Wednesday, May 7, 2008

Inappropriate Feelings

Last weekend, Tom and I went to see Endgame at BAM. The show was just all right, I have to say, perhaps because Macbeth, which we saw there in March, was so breathtaking. It was a hard act to follow. Anyway, Alvin Epstein was wonderful, but the rest of the cast was, I think, not really feeling it. Or at least if they were, it didn't show. Beckett is tricky to do well - actually he's simple, but sometimes simple is hard.

After the show, we popped into BAMcafe for cocktails, me teetering along in my painfully high heels, Tom still feeling a happy glow from the performance, which he loved, and with which he found no fault. Toward the end of my first gin and tonic, I noticed an extremely good-looking bartender doing his side work behind the bar. It was nearly closing time, and he was washing glasses and bagging up trash, no doubt eager to go home to his girlfriend, or perhaps just to prowl the night. Maybe I downed my drink just a bit too quickly, because I found I couldn't stop staring at this boy - for he was just a boy - and I started to go weak with desire. His shoulders, his hips, his smooth black hair and sultry eyes - oh, my. I wanted to consume him. Truly, I think if he'd come within reach of me, I might have devoured him. You always hear that women hit their sexual peak in their thirties, but I didn't imagine it would feel like this. Kind of fun though, really. I always did enjoy being naughty.

Then yesterday on the subway, I felt again a sort of yearning - a longing for some sort of connection with someone, or with everyone. I didn't want to rip anyone's clothes off and do dirty things to them, but I kind of wanted to ask people if they'd give me a hug. What would they have done, I wonder? How many people would, if approached by an attractive, sweet-smelling woman in the subway, give her a hug if she said she really needed one because she was feeling sad that day? Would you?

Anyway, I didn't ask. I sat down on the train and took out my knitting, and as the train jerked forward, my eyes filled with tears. It was the anniversary of the loss of a beloved friend, the day before had been full of small irritations, I was very tired, and altogether I felt like an open wound. As the train jostled me, my eyes filled and dried, filled and dried. I took deep breaths and focused on my knitting. Knit two together six times, yarn over, knit two, now purl a row, now knit again.

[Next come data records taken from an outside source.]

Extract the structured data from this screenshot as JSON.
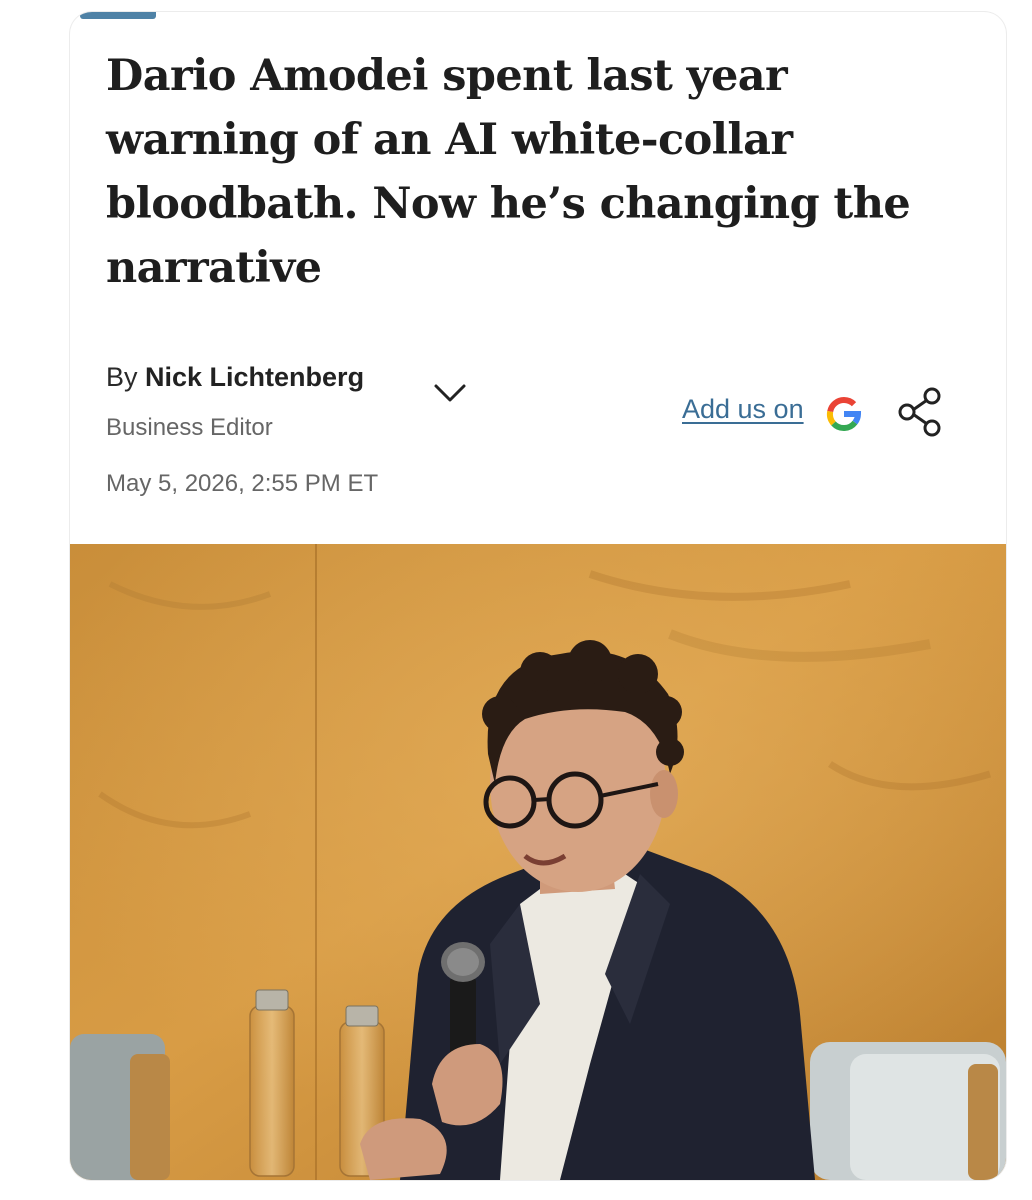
{
  "article": {
    "headline": "Dario Amodei spent last year warning of an AI white-collar bloodbath. Now he’s changing the narrative",
    "byline_prefix": "By ",
    "author": "Nick Lichtenberg",
    "author_role": "Business Editor",
    "timestamp": "May 5, 2026, 2:55 PM ET",
    "add_us_label": "Add us on"
  },
  "icons": {
    "author_expand": "chevron-down-icon",
    "google": "google-g-icon",
    "share": "share-icon"
  },
  "colors": {
    "accent": "#4f82a6",
    "link": "#3a6d95",
    "headline": "#1e1e1e",
    "meta": "#666666"
  }
}
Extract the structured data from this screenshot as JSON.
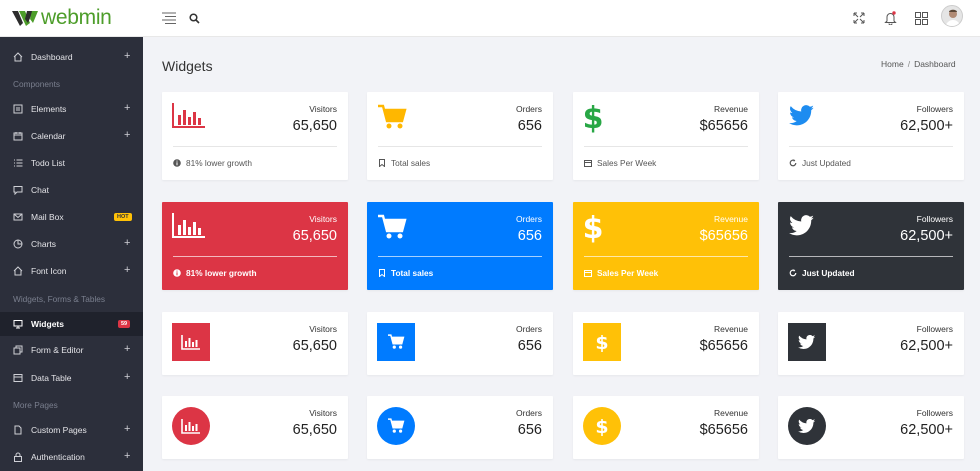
{
  "app": {
    "logo_text": "webmin"
  },
  "sidebar": {
    "items": [
      {
        "label": "Dashboard",
        "has_plus": true
      },
      {
        "label": "Elements",
        "has_plus": true
      },
      {
        "label": "Calendar",
        "has_plus": true
      },
      {
        "label": "Todo List",
        "has_plus": false
      },
      {
        "label": "Chat",
        "has_plus": false
      },
      {
        "label": "Mail Box",
        "badge": "HOT"
      },
      {
        "label": "Charts",
        "has_plus": true
      },
      {
        "label": "Font Icon",
        "has_plus": true
      },
      {
        "label": "Widgets",
        "badge": "59",
        "active": true
      },
      {
        "label": "Form & Editor",
        "has_plus": true
      },
      {
        "label": "Data Table",
        "has_plus": true
      },
      {
        "label": "Custom Pages",
        "has_plus": true
      },
      {
        "label": "Authentication",
        "has_plus": true
      }
    ],
    "headers": [
      "Components",
      "Widgets, Forms & Tables",
      "More Pages"
    ],
    "plus_symbol": "+"
  },
  "page": {
    "title": "Widgets",
    "breadcrumb": [
      "Home",
      "Dashboard"
    ],
    "breadcrumb_sep": "/"
  },
  "widgets": {
    "visitors": {
      "title": "Visitors",
      "value": "65,650",
      "foot": "81% lower growth",
      "color": "#dc3545"
    },
    "orders": {
      "title": "Orders",
      "value": "656",
      "foot": "Total sales",
      "color": "#007bff"
    },
    "revenue": {
      "title": "Revenue",
      "value": "$65656",
      "foot": "Sales Per Week",
      "color": "#ffc107"
    },
    "followers": {
      "title": "Followers",
      "value": "62,500+",
      "foot": "Just Updated",
      "color": "#2f3339"
    }
  },
  "colors": {
    "icon_outline_orders": "#ffb700",
    "icon_outline_revenue": "#28a745",
    "icon_outline_twitter": "#1d8cf0",
    "sidebar_bg": "#2c2f3b"
  }
}
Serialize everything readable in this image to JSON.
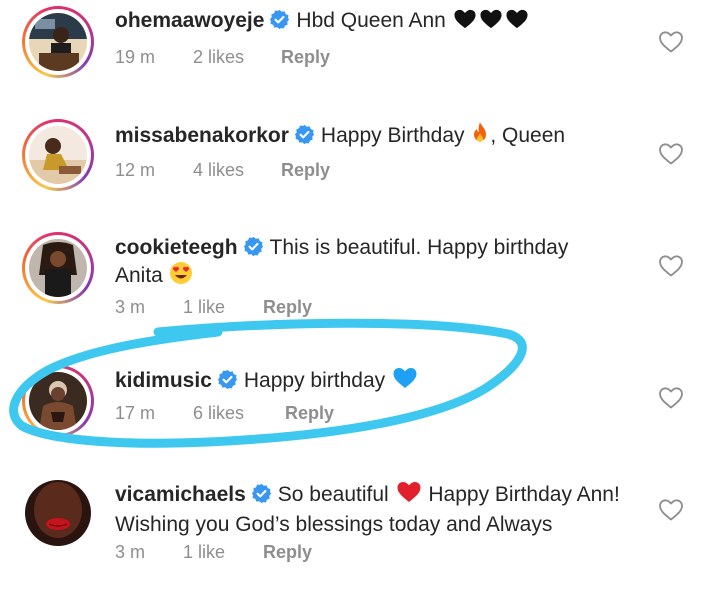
{
  "comments": [
    {
      "username": "ohemaawoyeje",
      "text": "Hbd Queen Ann",
      "emoji": "black-hearts",
      "time": "19 m",
      "likes": "2 likes",
      "reply": "Reply"
    },
    {
      "username": "missabenakorkor",
      "text": "Happy Birthday",
      "text_after": ", Queen",
      "emoji": "fire",
      "time": "12 m",
      "likes": "4 likes",
      "reply": "Reply"
    },
    {
      "username": "cookieteegh",
      "text": "This is beautiful. Happy birthday Anita",
      "emoji": "heart-eyes",
      "time": "3 m",
      "likes": "1 like",
      "reply": "Reply"
    },
    {
      "username": "kidimusic",
      "text": "Happy birthday",
      "emoji": "blue-heart",
      "time": "17 m",
      "likes": "6 likes",
      "reply": "Reply"
    },
    {
      "username": "vicamichaels",
      "text": "So beautiful",
      "emoji": "red-heart",
      "text_after": " Happy Birthday Ann! Wishing you God’s blessings today and Always",
      "time": "3 m",
      "likes": "1 like",
      "reply": "Reply"
    }
  ],
  "colors": {
    "username": "#262626",
    "meta": "#8e8e8e",
    "verified": "#3897f0",
    "highlight_stroke": "#3ec8ef"
  },
  "icons": [
    "verified-badge-icon",
    "heart-outline-icon"
  ]
}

At the next stop, a distinguished-looking man sat next to me, and as we waited for the train to start again, I felt him watching me. He asked, in a soft French accent, if the train would be going to 50th street. I said yes, eventually it would. Still the train didn't move, although the doors had closed. Knit two together, yarn over, purl. A plainclothes police officer with a badge around his neck walked past our car, peering inside. My French seatmate wondered why announcements were being broadcast in the station but no announcement was made to us, and I joked that they didn't want the passengers to panic; it would be mass hysteria if we knew what was going on. We sat in companionable silence after that, and finally the train started to move. He asked me what I was knitting, and I told him it was a blanket for my daughter's doll. I said I didn't have the patience to knit anything but doll things and dishcloths.

"No," he said, "you are patient. I can tell. You are a very patient woman."

I smiled. He told me that I reminded him of his mother, who used to knit when he was a child. She had to knit, he said - it was how she made a living. All this time, as he spoke gently to me and I smiled and responded, I didn't lift my eyes from my knitting. I was afraid that if I did, those endless, threatening tears would well up and spill over. When he got off at 50th street he wished me well, and once again said, "You are patient. Don't worry. You are very patient." I realized that what I'd really wanted to do was lay my head on his shoulder and let my tears flow. He would have told me more about his childhood, in that lilting French accent, and my grief would have washed away along with my tears. Instead, I finished my row, took a deep breath, and got off the train at Columbus Circle, ready to go on with my day. I was precariously balanced, but with every step, I grew steadier.